Following in the footsteps of Intel and EMC/Pivotal, IBM has abandoned efforts to make a business of Hadoop distributions and mirrored Microsoft in making Hortonworks its supplying partner.
A report from Gartner research VP, Merv Adrian states IBM will discontinue its its IBM Open Platform/BigInsights offering, and will instead OEM Hortonworks' HDP.
The original agreement will extend seven years in which IBM will provide its Data Science Experience to Hortonworks, becoming a part of the marketed HDP distribution.
In a discussion with analysts, Hortonworks CEO Rob Beardon reported that they were “already sharing the same bits” and that the OPDI relationship they shared helped to make the commonalities more obvious and easily rationalised so the agreement made sense.
“Like Hortonworks' earlier Enterprise Data Warehouse Optimisation offering, this new packaging strategy will permit the firm to combine its open source components with partner pieces that are not open source,” says Adrian.
“Hybrid open source combines ‘the free stuff' everyone shares with proprietary bits that help differentiate and monetise the whole package, the theory goes, and clearly both vendors hope the go to market strategy will play in Peoria as well as it does in the Silicon Valley venture capital community.

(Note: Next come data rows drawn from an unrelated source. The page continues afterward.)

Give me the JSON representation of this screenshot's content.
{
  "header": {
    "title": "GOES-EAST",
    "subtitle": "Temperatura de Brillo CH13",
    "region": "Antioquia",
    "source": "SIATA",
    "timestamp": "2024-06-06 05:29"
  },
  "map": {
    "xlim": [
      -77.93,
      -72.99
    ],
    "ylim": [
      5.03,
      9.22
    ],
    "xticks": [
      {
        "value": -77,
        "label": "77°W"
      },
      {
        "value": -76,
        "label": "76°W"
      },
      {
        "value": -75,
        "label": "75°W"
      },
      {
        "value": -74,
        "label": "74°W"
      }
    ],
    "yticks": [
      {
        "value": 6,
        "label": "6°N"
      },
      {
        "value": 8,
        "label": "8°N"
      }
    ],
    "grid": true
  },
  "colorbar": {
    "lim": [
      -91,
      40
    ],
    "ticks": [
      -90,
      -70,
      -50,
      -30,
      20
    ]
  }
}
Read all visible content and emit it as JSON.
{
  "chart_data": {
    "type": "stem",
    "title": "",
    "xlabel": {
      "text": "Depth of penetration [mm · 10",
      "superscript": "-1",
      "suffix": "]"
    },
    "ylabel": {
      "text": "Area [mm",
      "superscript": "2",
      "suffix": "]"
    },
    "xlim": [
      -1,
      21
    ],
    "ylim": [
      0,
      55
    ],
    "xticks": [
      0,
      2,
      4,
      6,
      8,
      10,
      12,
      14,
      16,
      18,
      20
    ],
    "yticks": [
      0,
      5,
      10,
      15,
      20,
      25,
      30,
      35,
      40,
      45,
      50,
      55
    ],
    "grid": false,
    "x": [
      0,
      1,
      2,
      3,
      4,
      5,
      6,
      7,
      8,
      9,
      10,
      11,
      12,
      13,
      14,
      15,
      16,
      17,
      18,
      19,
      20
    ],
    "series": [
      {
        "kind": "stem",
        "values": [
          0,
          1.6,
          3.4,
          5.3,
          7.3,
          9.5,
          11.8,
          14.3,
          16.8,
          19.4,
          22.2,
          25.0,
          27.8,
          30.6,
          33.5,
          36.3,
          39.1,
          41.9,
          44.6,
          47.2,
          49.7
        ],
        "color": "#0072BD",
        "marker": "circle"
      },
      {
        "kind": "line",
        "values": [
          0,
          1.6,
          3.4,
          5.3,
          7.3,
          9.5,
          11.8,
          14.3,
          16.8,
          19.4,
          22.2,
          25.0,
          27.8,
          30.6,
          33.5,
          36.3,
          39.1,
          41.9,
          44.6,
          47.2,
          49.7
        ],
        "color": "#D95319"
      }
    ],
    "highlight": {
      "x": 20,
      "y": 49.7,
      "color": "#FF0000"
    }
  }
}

Adrian says the extra-cost, non-Apache piece in this agreement is IBM's Big SQL, which the company calls the ultimate hybrid engine that permits concurrent and optimised use Hive, HBase and Spark and other sources using a single database connection.
According to Adrian, the two firms will also raise the bar on the data governance front with both believing it to be a key driver of demand in mainstream firms in the months ahead.
They will advance the integration of IBM BigIntegrate, BigQuality and Information Governance Catalog with the Apache Atlas project Hortonworks has spearheaded.
“For IBM, the partnership will permit redirecting its internal resources from BigInsights to work on machine learning, Spark and governance,” says Adrian.
“IBM likely had nearly as many developers as customers on BigInsights, and many of its users were apparently given the offering as part of larger deals – usage stories have been few and far between, despite some suggestions in the press (though not directly from IBM) of hundreds of users.
Adrian says that both companies can focus their story higher up the stack and continue the evolution of the Hadoop narrative from “components and platforms” to “use cases and solutions.
“There are other challenges ahead for Hortonworks – they'll have to accommodate and convert some IBM customers, and maybe convince them to pay. Moreover, the IBM deal does not help them in the cloud much,” says Adrian.
“Their Microsoft partnership will continue to do that, but the choice between those two partners will be another interesting challenge for the Hortonworks sales force to navigate in the months ahead.